Algorithm ~\ref{alg:sample} then uniformly selects a monomial from $\expandtree$ by the following recursive method. For each leaf node, the monomial is returned with a coefficient reduced to either $\{-1, 1\}$ depending on its sign. For a parent $+$ node, a subtree is chosen over the previously computed weighted sampling distribution. When a parent $\times$ node is visited, the monomials are combined into one monomial. The algorithm concludes outputting $sign(c_i)\cdot\prob^{d_i}$.
\subsubsection{Correctness of Algorithm ~\ref{alg:one-pass}}
The algorithm begins with recursively visiting the root node and all of its children, until it reaches all leaves. Thus, every node is visited. When going from the bottom up, it is the case for a parent node $+$ that the algorithm records the sum of its children's coefficient values, and produces a weighted distribution based on the partial values. This weighted distribution across each child subtree is in exact proportion to the probability of choosing either child given that it's parent's subtree was chosen. Consider the base case, when we have $n$ leaf nodes whose parent (root) node is $+$. For each $|c_i|$, it is the case that $\frac{|c_i|}{\sum_{i \in[n]}|c_i|}$ is exactly the uniform distribution of $\expandtree$.
When a $\times$ node is visited, \cref{alg:one-pass} takes the product of each of its children.

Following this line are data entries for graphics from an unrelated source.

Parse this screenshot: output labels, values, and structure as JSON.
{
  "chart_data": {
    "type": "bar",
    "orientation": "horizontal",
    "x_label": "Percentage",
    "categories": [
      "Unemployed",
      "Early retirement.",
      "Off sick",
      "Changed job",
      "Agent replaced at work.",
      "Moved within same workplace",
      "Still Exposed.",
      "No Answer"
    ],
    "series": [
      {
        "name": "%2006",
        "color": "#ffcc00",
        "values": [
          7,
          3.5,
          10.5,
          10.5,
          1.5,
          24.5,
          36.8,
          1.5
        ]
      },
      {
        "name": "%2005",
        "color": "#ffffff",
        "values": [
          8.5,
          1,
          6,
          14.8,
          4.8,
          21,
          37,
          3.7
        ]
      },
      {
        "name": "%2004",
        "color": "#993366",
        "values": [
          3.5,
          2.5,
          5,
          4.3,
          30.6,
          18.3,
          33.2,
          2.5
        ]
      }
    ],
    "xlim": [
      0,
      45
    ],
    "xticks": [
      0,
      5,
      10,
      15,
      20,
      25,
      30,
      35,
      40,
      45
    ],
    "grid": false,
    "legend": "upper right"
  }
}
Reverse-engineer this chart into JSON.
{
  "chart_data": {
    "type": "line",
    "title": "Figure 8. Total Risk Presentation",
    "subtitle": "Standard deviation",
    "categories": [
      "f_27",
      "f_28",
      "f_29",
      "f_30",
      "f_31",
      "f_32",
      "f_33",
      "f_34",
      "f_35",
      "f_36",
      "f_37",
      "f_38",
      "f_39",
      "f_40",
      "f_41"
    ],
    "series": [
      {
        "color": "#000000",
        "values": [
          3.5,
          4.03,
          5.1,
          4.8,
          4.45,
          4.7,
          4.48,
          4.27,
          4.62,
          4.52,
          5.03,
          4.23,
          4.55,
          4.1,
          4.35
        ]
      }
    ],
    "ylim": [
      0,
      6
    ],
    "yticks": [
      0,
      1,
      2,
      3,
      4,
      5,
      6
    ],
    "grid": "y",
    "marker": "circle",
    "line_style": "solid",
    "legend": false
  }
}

Note that this is correct, since it is the case that a product of polynomials has a sum of coefficients equal to the product of the sum of each polynomial's coefficients.
Note that for the case of a $+$ subtree of a parent $\times$ node, when the parent node passes its partial sum up to it's parent node, it is the case that the subtrees of the $+$ node probabilities are exactly the proportion of the parent's parent node.